Facebook already has 900 million users. Mark Zuckerberg, the company’s founder and chief, has always believed that the world was his oyster and that every person around the globe is a potential FB customer. In that regard, he took a giant step forward by negotiating a deal with the People's Republic of China to be its exclusive social media provider.
The transaction involves a large investment of cash by the PRC of $10 billion, which will be used to buy back FB shares from employees and other insiders. This effectively eliminates the overhang of the stock that will be free to trade in a few months after a lock down period expires. For the investment, the PRC will receive a 10% stake in the company in the form of non-voting preferred stock that matures in 10 years and has no coupon. Essentially, the stock is being sold to the Chinese at approximately the IPO price. Additionally, the PRC will begin to manufacture mobile devices that are capable of exhibiting advertisements. This development should defuse the on-going issue relating to mobiles and their impact on FB revenues.
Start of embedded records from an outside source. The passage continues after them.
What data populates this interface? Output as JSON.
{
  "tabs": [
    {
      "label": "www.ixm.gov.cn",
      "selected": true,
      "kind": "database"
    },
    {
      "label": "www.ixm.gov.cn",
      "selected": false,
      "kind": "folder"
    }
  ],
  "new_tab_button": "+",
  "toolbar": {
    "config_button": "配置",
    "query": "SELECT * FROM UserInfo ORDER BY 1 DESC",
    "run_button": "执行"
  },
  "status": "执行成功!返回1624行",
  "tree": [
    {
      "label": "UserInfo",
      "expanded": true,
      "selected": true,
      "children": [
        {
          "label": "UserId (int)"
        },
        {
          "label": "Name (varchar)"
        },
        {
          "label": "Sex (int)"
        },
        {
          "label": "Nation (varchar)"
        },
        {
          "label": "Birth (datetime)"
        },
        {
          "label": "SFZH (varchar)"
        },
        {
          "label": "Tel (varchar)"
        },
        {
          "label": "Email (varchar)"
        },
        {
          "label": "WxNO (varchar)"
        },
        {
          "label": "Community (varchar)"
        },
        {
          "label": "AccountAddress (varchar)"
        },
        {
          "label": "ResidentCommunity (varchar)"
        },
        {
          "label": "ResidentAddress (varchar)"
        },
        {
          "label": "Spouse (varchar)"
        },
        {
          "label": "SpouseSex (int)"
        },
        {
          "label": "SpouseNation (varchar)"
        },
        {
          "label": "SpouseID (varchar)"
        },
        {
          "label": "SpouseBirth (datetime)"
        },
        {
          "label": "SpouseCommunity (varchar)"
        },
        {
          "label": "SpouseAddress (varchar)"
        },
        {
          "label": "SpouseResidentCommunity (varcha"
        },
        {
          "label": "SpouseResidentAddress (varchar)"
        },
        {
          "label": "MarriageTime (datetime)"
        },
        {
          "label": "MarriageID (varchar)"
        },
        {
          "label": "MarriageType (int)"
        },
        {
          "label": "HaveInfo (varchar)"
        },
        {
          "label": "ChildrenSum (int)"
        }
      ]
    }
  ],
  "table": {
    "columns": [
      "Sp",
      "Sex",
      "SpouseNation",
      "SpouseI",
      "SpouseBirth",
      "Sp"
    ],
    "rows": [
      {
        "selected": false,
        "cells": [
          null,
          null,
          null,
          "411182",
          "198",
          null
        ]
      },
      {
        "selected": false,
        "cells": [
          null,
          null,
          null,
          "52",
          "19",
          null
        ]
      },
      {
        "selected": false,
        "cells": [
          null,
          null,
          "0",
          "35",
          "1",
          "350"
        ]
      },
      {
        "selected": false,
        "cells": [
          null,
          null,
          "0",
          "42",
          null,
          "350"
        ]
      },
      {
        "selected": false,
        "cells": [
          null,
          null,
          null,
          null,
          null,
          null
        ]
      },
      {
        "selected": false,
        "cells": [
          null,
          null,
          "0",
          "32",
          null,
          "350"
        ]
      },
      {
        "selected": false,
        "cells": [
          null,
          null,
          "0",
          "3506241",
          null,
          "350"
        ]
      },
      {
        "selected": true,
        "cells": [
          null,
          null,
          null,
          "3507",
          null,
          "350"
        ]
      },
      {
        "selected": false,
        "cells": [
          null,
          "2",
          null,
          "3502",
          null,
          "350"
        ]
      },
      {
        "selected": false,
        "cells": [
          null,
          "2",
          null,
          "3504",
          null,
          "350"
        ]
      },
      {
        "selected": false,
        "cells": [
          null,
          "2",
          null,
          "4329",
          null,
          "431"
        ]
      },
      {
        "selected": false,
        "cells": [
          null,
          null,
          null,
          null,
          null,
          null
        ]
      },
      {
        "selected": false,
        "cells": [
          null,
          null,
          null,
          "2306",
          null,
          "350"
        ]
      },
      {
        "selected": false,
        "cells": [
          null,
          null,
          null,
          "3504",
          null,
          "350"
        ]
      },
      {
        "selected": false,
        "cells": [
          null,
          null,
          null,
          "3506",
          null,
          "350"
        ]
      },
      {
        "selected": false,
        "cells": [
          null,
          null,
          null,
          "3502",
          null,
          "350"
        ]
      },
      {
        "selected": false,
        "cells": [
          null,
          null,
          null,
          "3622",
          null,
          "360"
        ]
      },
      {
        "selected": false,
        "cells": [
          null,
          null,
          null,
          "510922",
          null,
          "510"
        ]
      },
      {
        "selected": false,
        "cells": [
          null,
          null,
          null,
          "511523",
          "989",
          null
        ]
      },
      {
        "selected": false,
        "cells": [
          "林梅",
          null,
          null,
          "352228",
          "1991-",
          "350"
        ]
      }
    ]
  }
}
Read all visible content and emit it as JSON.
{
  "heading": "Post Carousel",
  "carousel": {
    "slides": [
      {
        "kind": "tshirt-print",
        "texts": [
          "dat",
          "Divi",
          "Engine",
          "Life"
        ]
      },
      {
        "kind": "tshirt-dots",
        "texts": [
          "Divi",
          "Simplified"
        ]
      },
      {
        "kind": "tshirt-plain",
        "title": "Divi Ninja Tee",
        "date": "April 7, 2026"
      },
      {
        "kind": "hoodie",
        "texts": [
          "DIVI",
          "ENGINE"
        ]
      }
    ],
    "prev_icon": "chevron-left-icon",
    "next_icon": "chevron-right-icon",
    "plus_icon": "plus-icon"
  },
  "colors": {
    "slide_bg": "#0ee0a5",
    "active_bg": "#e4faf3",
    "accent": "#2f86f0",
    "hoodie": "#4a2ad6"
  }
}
FB will take no risk in China; it will build no facilities in the country and not hire Chinese workers. Together, FB and the Chinese government will work to create acceptable ways for the Chinese people to communicate with each other. Mr. Zuckerberg would not estimate the revenue or profit implications of the transaction, other than to say he was “freaking stoked” about having 1.3 billion new Chinese users and the associated ad revenues affiliated with them. The Chinese have decided to deal with the issue of social media and attempt to build an infrastructure that does not conflict with their principals.
At a news conference, Zuckerberg, wearing a brand new hoodie with “I’m the richest man on earth” printed on the back, was highly critical of all the “jerks” who did not have confidence in his abilities to make FB “the greatest company on earth.” And, he said he had more surprises for the investment community in the months to come.
On the news, FB stock soared to about $56/share, double the IPO price of $38. The “stock flippers” and banking “masters of the universe” (as Zuckerberg referred to institutional investors who sold shares and banking analysts who criticized his company) have lost an opportunity to make a big killing on FB stock because they were “too stupid and arrogant” to appreciate the potential of the FB business model. He said “he was delighted to see that all the retail buyers of the stock, who were “mullets” in the IPO, were the principal beneficiaries of this new deal with the PRC.
Institutional investors who feel that FB should have disclosed the Chinese deal prior to the IPO have already threatened to litigate. Zuckerberg told them to “pound sand.” They “chickened out” and they will not share in the tremendous upside of FB. And, he said “bring it on” [the litigation], if they must.
What a remarkable turn of events! Morgan Stanley has been vindicated, sort of, as has NASDAQ, sort of. Zuckerberg has declared tomorrow, June 9, “Revenge of the Zuckmeister Day.” Employees will be treated to a carnival-like atmosphere that will include a skateboarding contest, a hot dog eating contest, and dunk machines that have investment bankers on a perch ready to fall into a tub of water if the target is hit. And finally, everyone will receive a t-shirt with ”Don’t Mess With the Zuck” on the backside.